Having shown people a typical-ish midrash, plus given a condensed history of how Jewish text works and the roles of Talmud, midrash, and Rishonic (early but post-Talmudic teachers) commentary, I wanted to teach the midrash about why the Song of Songs is relevant to Passover. Rashi has a version of this, and the edition on Sefaria helpfully links to a probable source in Midrash Tanchuma. I felt like both were needed to make the connection between the bronze laver, the mirrors, and women's seduction of the men during the period of slavery clear. But actually we really only had time to discuss Rashi's version. At first reading, people were saying, this is a midrash about Exodus, what does Song of Songs have to do with it? I said, the connection to SoS is important, because it's refuting the idea that mirrors and femininity are about vanity and frivolous stuff. Femininity and sexuality are important and holy and part of the redemption from Egypt, as well as part of the structure of the Tabernacle itself, just as the highly erotic poetry in SoS is holy enough to be in the Bible, and indeed R' Akiva compares it to the Holy of Holies, the central part of the Temple where the High Priest directly encounters God. One of the learners said, aha, it's like the story of Mary Magdalene anointing Jesus' feet, and people complaining that she's frivolous and overly sexual, but the Gospels condone her actions as part of the right way to do religion. I do think there's some similarity of theme there.
So yes, that was fun. It's not at all the standard way that people do Jewish text in interfaith settings, but I think it worked really well, by connecting the whistlestop tour of midrash to the Bible we'd just been reading.
As an aside,
![[personal profile]](https://www.dreamwidth.org/img/silk/identity/user.png)
Why didn't they start a religion where there are necessarily four contradictory versions of everything? Why wasn't that a standard of truth? That would have been really neat.Well, that's exactly what Judaism is, we have explicit Talmudic authority to read everything with four different layers of interpretations, and it's meritorious to find 49 different explanations for every scrap of text. But particularly, when she wonders:
The discussions on what to put in, what was canonical for the Jewish bible must have been epic. I only know about the Christian arguments, and they pretty much took these as accepted. I expect it's too early for there to be good records the way there are for Church councils. But I expect there was a lot of debate on this one.And I just happened to be working on Yadayim right then, the Jewish discussions on what is canonical totally are available, and yes we did argue about Ecclesiastes. She just assumes it's all lost in the mists of time!
(no subject)
Date: 2018-11-29 11:53 pm (UTC)Must learn Hebrew....

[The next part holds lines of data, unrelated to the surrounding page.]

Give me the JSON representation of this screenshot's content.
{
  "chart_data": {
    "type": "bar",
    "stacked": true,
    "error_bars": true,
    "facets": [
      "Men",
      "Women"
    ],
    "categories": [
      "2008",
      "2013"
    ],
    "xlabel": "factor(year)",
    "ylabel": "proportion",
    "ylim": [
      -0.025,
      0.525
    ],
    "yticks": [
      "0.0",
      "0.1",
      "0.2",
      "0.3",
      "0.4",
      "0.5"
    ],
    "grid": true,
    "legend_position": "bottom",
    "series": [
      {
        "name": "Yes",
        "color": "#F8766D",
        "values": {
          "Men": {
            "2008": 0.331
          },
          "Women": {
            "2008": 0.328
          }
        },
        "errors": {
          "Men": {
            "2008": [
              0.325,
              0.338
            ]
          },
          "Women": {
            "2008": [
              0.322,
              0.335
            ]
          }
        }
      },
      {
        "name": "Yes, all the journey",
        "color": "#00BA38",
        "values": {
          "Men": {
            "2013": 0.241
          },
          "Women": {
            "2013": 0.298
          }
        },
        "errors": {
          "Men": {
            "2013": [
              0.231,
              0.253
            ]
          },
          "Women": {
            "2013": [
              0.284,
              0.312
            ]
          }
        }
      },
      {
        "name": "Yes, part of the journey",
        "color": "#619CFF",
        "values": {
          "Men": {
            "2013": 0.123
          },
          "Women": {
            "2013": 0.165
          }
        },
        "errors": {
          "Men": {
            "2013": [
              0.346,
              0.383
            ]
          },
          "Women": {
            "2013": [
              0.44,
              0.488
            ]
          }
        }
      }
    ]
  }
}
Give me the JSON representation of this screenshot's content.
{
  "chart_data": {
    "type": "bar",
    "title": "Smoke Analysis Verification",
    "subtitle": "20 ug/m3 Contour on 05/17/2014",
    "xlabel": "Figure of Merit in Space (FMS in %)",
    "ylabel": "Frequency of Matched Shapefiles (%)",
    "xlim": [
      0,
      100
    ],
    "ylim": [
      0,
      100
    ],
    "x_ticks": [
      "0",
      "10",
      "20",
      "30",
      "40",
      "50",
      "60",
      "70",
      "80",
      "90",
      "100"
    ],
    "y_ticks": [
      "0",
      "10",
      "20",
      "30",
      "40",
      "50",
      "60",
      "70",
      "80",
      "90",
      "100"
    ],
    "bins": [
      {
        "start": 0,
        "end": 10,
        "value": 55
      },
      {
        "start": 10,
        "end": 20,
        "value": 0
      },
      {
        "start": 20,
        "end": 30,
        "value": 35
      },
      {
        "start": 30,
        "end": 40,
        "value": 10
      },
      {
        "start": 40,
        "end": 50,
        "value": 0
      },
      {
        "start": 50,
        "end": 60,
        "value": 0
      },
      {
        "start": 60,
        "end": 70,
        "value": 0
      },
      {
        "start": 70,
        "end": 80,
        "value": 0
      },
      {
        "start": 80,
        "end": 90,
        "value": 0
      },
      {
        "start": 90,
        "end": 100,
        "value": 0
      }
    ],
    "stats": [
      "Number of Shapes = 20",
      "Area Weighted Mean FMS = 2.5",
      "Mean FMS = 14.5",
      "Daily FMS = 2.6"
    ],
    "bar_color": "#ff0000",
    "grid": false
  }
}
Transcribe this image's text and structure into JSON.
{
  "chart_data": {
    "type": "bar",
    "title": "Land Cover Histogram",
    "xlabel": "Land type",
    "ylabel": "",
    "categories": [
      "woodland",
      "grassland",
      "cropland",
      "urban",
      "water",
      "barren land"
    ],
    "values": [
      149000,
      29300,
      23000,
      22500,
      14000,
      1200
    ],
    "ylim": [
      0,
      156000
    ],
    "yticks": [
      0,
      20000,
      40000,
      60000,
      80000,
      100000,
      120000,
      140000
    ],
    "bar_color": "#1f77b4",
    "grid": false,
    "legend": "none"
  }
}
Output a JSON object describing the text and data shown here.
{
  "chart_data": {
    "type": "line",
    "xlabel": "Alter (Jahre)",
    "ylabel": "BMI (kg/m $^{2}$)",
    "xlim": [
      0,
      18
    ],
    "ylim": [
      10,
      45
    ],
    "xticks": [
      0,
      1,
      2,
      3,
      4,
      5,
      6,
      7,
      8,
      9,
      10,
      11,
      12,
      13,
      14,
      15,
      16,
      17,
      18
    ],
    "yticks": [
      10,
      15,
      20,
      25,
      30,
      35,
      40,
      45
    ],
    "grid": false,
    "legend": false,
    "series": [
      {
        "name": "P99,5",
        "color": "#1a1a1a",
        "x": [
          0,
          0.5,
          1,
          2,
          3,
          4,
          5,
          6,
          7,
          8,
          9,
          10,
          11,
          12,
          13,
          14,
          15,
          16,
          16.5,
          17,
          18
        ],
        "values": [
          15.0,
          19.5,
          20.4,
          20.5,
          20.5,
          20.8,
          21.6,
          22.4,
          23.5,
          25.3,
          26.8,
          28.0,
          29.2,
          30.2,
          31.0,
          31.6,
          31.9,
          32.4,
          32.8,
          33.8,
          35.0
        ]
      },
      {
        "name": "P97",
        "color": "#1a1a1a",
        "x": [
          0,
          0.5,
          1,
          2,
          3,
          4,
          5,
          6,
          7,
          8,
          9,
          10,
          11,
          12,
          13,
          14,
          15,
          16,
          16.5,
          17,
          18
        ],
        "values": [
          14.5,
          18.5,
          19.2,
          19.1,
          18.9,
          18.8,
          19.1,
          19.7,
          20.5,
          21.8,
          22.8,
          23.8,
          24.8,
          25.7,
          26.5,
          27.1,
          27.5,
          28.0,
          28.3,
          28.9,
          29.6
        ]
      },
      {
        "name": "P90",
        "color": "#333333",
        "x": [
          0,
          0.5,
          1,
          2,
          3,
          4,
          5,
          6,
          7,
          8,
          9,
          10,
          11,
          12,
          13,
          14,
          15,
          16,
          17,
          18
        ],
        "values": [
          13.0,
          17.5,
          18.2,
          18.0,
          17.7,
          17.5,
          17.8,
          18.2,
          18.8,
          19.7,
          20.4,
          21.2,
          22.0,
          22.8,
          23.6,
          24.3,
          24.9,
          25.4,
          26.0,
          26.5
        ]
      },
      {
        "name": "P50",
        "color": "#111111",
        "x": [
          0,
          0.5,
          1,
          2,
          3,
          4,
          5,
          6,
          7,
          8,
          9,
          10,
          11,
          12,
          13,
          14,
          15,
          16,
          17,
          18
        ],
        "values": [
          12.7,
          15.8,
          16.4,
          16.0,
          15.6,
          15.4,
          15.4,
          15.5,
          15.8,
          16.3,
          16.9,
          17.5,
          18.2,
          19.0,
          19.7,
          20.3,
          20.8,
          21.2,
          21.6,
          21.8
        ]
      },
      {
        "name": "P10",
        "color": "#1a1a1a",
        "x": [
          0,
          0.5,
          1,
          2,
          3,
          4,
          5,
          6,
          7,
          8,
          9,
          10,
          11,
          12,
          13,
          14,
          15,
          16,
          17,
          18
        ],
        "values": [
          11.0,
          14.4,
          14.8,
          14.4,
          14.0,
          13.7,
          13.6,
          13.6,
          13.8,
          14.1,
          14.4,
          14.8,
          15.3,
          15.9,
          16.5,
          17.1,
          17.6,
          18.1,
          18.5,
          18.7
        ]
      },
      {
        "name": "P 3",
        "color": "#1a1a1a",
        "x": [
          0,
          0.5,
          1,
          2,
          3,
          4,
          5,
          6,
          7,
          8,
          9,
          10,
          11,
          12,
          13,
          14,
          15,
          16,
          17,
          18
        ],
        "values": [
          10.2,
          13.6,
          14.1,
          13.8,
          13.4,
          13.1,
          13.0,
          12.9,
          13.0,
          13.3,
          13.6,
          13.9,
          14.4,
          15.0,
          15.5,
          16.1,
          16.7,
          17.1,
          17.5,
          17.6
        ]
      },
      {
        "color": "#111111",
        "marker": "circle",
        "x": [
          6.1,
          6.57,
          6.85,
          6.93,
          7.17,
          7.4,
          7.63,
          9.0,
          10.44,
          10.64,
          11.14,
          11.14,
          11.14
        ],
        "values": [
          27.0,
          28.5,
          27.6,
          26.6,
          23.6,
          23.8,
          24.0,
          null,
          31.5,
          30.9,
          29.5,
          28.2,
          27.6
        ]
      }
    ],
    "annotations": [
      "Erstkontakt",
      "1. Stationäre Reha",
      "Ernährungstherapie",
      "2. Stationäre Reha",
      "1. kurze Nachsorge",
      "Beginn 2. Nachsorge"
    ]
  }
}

Coincidences and authorial intent
Date: 2018-12-01 12:55 am (UTC)One question when you say about not needing to worry about authorial intent. Does that apply just to the original biblical text, to the biblical text and to the Talmud, or to the biblical text, Talmud and midrashes?
(1) In that I wasn't expecting that to be what the book was about.
(no subject)
Date: 2018-12-03 03:52 pm (UTC)It also seems to me, from reading these summaries, like the practice of proof-texting that certain of the evangelical movement of Christians is in the same tradition of midrash (although much less tolerant of the discussion and multiple perspectives on reading.)